Personal information
- Full name: Ismael Bekhoucha Lemlal
- Date of birth: 20 November 2004 (age 21)
- Place of birth: Madrid, Spain
- Position: Right-back

Team information
- Current team: Extremadura

Youth career
- 2017–2019: Getafe
- 2019–2022: Alcorcón
- 2022–2023: RC Alcobendas

Senior career*
- Years: Team / Apps / (Gls)
- 2023–2024: SS Reyes / 30 / (0)
- 2024–2026: Getafe B / 55 / (0)
- 2025–2026: Getafe / 9 / (0)
- 2026–: Extremadura / 0 / (0)

= Ismael Bekhoucha =

Moroccan footballer (born 2004)

Ismael Bekhoucha Lemlal (born 20 November 2004) is a Spanish professional footballer who plays as a right-back for CD Extremadura.

==Career==
Born in Madrid to Moroccan parents, Bekhoucha represented Getafe CF, AD Alcorcón and Rayo Ciudad Alcobendas CF as a youth.
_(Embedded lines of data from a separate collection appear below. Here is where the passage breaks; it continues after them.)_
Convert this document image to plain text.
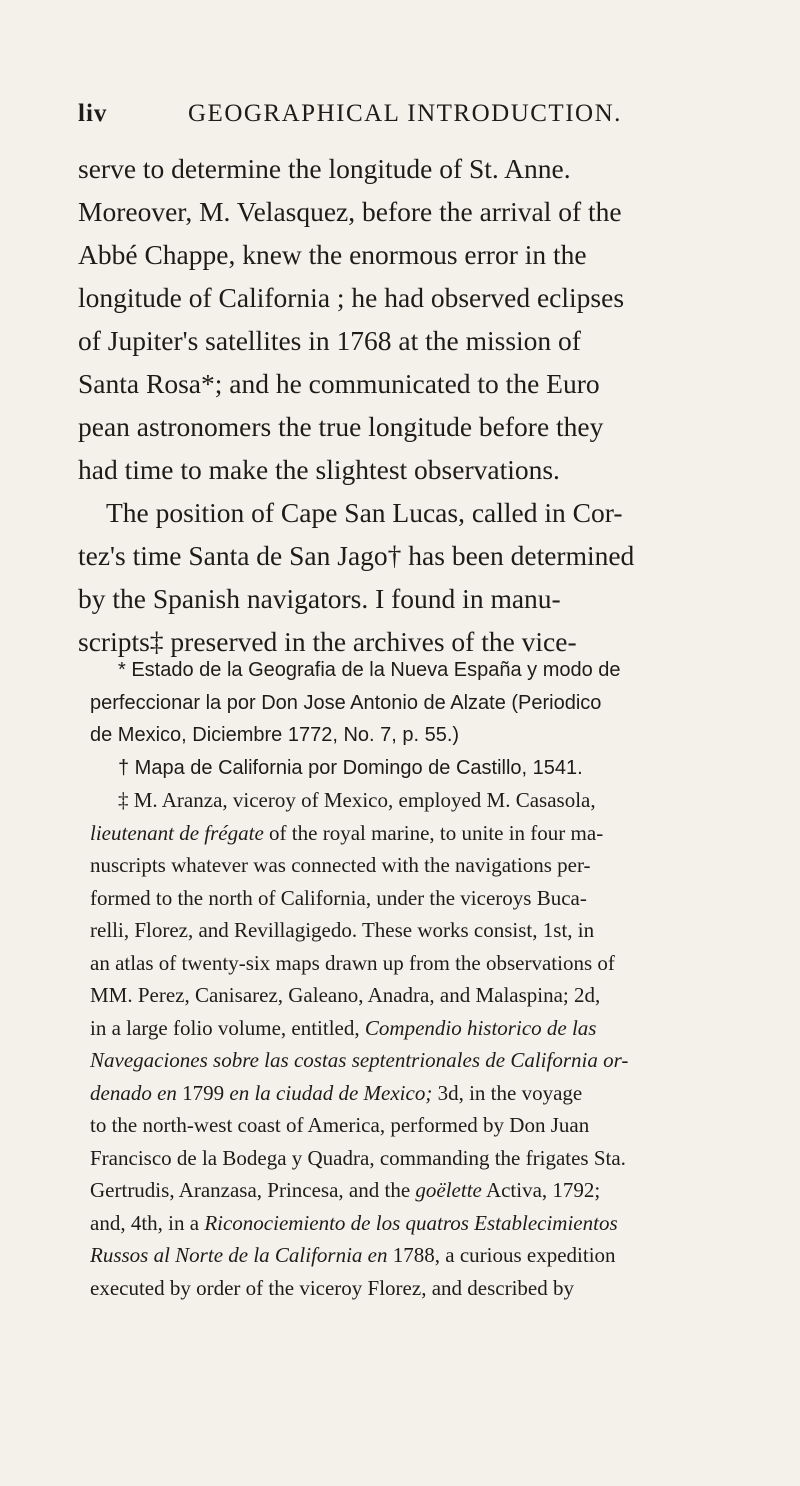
liv	GEOGRAPHICAL INTRODUCTION.
serve to determine the longitude of St. Anne.
Moreover, M. Velasquez, before the arrival of the
Abbé Chappe, knew the enormous error in the
longitude of California ; he had observed eclipses
of Jupiter's satellites in 1768 at the mission of
Santa Rosa*; and he communicated to the Euro
pean astronomers the true longitude before they
had time to make the slightest observations.
The position of Cape San Lucas, called in Cor-
tez's time Santa de San Jago† has been determined
by the Spanish navigators. I found in manu-
scripts‡ preserved in the archives of the vice-
* Estado de la Geografia de la Nueva España y modo de
perfeccionar la por Don Jose Antonio de Alzate (Periodico
de Mexico, Diciembre 1772, No. 7, p. 55.)
† Mapa de California por Domingo de Castillo, 1541.
‡ M. Aranza, viceroy of Mexico, employed M. Casasola,
lieutenant de frégate of the royal marine, to unite in four ma-
nuscripts whatever was connected with the navigations per-
formed to the north of California, under the viceroys Buca-
relli, Florez, and Revillagigedo. These works consist, 1st, in
an atlas of twenty-six maps drawn up from the observations of
MM. Perez, Canisarez, Galeano, Anadra, and Malaspina; 2d,
in a large folio volume, entitled, Compendio historico de las
Navegaciones sobre las costas septentrionales de California or-
denado en 1799 en la ciudad de Mexico; 3d, in the voyage
to the north-west coast of America, performed by Don Juan
Francisco de la Bodega y Quadra, commanding the frigates Sta.
Gertrudis, Aranzasa, Princesa, and the goëlette Activa, 1792;
and, 4th, in a Riconociemiento de los quatros Establecimientos
Russos al Norte de la California en 1788, a curious expedition
executed by order of the viceroy Florez, and described by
On 9 August 2023, after finishing his formation, he signed for Segunda Federación side UD San Sebastián de los Reyes.

Bekhoucha made his senior debut on 10 September 2023, starting in a 3–2 home loss to UD San Fernando. On 9 July of the following year, after being a regular starter for Sanse, he returned to Getafe on a four-year contract, and was initially assigned to the reserves also in the fourth division.

Bekhoucha made his first team – and La Liga – debut on 18 January 2025, coming on as a late substitute for Coba da Costa in a 1–1 home draw against FC Barcelona. On 25 August of the following year, he joined Primera Federación side CD Extremadura.